One wakes early when one is in love and has an assignation with the object of one’s love. It is not absolutely certain that Chérubin loved Madame Célival; indeed, it is probable that he felt for all his conquests only those fleeting desires which all young men feel in the presence of a pretty woman; a form of disease with which we often continue to be afflicted when we have attained the age of maturity, and of which it is very pleasant to be unable to cure oneself as one grows old. But Chérubin was still too inexperienced to be able to draw distinctions in his sensations; he believed himself to be passionately in love with Madame Célival.

He was no sooner awake than he rang.

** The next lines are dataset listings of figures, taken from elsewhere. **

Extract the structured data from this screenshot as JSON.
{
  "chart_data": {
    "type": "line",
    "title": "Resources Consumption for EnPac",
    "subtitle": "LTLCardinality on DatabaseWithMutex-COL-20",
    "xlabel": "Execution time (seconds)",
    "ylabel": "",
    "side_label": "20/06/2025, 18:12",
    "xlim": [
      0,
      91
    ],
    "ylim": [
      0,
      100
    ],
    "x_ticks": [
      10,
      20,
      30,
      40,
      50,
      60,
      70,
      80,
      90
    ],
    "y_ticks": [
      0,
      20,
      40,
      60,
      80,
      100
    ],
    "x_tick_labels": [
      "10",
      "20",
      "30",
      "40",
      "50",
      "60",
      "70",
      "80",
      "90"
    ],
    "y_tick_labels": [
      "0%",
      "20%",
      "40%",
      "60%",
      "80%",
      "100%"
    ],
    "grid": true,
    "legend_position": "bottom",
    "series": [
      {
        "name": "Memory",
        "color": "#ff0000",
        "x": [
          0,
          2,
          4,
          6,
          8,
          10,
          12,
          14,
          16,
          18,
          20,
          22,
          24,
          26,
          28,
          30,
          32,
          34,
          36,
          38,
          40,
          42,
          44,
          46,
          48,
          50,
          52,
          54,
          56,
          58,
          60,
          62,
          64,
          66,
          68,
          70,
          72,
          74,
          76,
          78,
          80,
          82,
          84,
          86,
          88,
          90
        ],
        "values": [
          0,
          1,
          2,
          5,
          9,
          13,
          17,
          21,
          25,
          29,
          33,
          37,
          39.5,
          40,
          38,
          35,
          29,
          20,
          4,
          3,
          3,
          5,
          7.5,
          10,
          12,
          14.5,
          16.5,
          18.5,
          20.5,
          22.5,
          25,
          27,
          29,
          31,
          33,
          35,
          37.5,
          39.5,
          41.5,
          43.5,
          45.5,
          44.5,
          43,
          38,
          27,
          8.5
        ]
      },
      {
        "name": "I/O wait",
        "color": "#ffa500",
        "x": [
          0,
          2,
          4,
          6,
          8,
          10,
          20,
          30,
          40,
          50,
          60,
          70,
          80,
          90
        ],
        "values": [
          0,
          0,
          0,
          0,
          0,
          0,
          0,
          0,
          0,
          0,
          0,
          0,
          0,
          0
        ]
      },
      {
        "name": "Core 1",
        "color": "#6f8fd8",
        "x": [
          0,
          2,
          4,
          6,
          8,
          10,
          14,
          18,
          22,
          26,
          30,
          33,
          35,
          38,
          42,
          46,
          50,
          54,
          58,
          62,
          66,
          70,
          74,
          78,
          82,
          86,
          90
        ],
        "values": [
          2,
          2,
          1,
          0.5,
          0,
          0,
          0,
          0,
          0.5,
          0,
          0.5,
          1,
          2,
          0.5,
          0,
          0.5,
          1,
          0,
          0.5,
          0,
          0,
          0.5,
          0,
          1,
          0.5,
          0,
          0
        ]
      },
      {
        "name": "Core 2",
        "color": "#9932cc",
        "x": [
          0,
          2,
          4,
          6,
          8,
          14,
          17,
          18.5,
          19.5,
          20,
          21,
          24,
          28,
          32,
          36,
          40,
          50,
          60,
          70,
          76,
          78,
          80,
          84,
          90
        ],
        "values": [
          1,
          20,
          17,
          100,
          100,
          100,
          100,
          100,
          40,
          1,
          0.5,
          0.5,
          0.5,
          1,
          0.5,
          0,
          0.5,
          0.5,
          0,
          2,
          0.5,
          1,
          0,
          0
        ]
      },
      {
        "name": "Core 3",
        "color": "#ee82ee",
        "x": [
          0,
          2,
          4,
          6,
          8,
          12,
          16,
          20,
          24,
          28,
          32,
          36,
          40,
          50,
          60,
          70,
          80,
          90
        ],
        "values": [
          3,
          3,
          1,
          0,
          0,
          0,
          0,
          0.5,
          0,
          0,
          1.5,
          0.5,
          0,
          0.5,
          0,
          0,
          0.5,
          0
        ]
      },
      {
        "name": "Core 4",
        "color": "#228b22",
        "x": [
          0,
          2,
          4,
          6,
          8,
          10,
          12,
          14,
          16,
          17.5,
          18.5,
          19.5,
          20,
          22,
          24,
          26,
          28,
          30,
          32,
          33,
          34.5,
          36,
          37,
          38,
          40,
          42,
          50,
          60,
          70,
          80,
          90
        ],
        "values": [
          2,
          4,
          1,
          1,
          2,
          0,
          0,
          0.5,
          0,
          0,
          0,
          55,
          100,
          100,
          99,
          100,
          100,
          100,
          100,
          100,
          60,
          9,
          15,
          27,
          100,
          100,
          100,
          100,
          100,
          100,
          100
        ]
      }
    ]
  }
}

Jasmin, despite his years, was always one of the first to answer his master’s bell; but Chérubin did not desire his services again to assist him to dress.

“You made a fine mess of it yesterday, Jasmin,” he said.

“What did I do, monsieur?” asked the old servant, dismayed by Chérubin’s irritated manner.

“Why, you drenched me with perfumery, Jasmin; you put it on all my clothes; I was a regular walking scent-bag.

“Did not monsieur smell good?”

“Why, yes! I smelt too good—that is to say, too strong! In fact, I went to people’s heads. Nervous ladies can’t endure that sort of thing, and you are responsible for a lady’s fainting away. It was exceedingly unpleasant.”